DETROIT - You can’t see it, smell it, or taste it -- but it can be deadly when you breathe it in.
More than 500 people die from carbon monoxide poisoning each year in the United States and we’ve seen plenty of cases here in Metro Detroit.
The Canton Fire Department goes on more than 100 runs a year, mostly addressing concerns from residents, but a small percentage of those calls are serious carbon monoxide issues.
This made their firehouse a perfect place to test CO detectors.
It’s also Consumers Energy’s Carbon Monoxide Awareness week, so they were more than happy to help us.
The detectors we tested:
- The Code One Alarm - $20.
- BRK Smoke and CO Alarm - $30
- Kidde Alarm with a 10-year maintenance free guarantee - $40.
With a firefighter all suited up and a generator running in the corner of a room, we wanted to know how long it would take for each alarm to detect carbon monoxide.
The first test: heading in with the device the firefighters use when called onto a scene. Their device went off right away, before any alarm could. That’s normal. Their device even gives a specific number, measuring the levels of CO.
Next, we set up our alarms and waited.
- The Code One Alarm – 13 minutes
- BRK Smoke and CO Alarm – 17 minutes
- Kidde Alarm with a 10-year maintenance free guarantee – 19 minutes
We asked Deputy Chief Jamie Strassner if that’s a normal reaction time for the detectors. He explained that because we were in a small, but ventilated area, this time was normal. He said this would be similar to a home setup.
“It’s a buildup over a period of time.” He said, “When the alarm sounds, it’s time to call 911.”
He says it’s important to be able to put two and two together. If you start experiencing nausea, headaches, and dizziness inside the home, but when you leave you feel fine…that means you should look for a leak.
Consumers Energy makes it a point to educate people on carbon monoxide.
Check out safety tips straight from the company here.

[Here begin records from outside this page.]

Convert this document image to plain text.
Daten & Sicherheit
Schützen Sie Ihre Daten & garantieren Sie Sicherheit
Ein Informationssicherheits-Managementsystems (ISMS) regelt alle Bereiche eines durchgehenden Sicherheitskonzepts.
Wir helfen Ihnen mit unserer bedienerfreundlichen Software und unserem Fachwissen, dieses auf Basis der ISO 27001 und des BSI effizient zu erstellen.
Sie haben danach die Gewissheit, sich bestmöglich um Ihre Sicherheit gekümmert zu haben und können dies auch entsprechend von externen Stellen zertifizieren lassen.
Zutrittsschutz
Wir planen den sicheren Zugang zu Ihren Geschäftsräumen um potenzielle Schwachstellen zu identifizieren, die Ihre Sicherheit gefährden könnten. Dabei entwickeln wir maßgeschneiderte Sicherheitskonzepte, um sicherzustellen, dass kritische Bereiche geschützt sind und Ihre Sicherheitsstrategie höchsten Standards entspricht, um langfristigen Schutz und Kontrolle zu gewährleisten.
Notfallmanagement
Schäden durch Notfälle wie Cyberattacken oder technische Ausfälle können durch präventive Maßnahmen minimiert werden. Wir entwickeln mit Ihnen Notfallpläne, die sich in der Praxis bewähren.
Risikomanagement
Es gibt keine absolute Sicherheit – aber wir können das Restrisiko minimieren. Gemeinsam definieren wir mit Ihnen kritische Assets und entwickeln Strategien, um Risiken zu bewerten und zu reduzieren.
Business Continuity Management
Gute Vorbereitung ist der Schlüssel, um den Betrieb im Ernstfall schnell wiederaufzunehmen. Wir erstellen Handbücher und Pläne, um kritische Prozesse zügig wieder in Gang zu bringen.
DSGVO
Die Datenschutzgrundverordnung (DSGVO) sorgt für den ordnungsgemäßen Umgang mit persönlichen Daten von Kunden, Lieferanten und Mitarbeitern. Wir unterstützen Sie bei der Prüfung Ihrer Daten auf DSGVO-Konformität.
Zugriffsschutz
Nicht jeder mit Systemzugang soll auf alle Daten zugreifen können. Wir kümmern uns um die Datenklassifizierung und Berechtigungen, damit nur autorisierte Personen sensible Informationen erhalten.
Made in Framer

Debra Dodd said, “The three biggest months that we see carbon monoxide are December, January and February. Which makes sense because that’s when you’re running your furnace the most and is the biggest producer of CO if it isn’t working properly.”
There’s a lot of ways CO poisoning can happen:
- Malfunctioning or misused gasoline-burning appliances; furnace, water heater, non-electric kitchen range, stove used for heat, space heater, grill, etc.
- Portable generators; they should be used 25 feet away from your home.
- Tools and Equipment; lawn mowers, snowblowers, chain saws, and pressure-washers, etc. Never start or operate these devices in an enclosed space such as a garage.
- Vehicles; running a car in your garage even if the door is open is not a good idea.
- Chimneys; Debra suggests that you take a look outside and look for leaves or animal nests that might block an opening.
It might sound obvious, but even if there’s a leak you don’t see -- having a detector is important, no matter how inexpensive -- as long as it works.
Deputy Chief Strassner says it’s important to understand the detector you have. Some are designed to alert at a different setting of CO in your home. If you pop off the cover, it will also give you the manufacturer’s recommended date as to when the detector is no longer useful. (Helpful hint: He says that if you read the sticker, it will also give you information as to why you might be hearing chirping from the detector. It could be as simple as replacing the batteries!)
In the end, having a detector in your home could save your life. And there’s no price you can put on your life and the lives of your family members.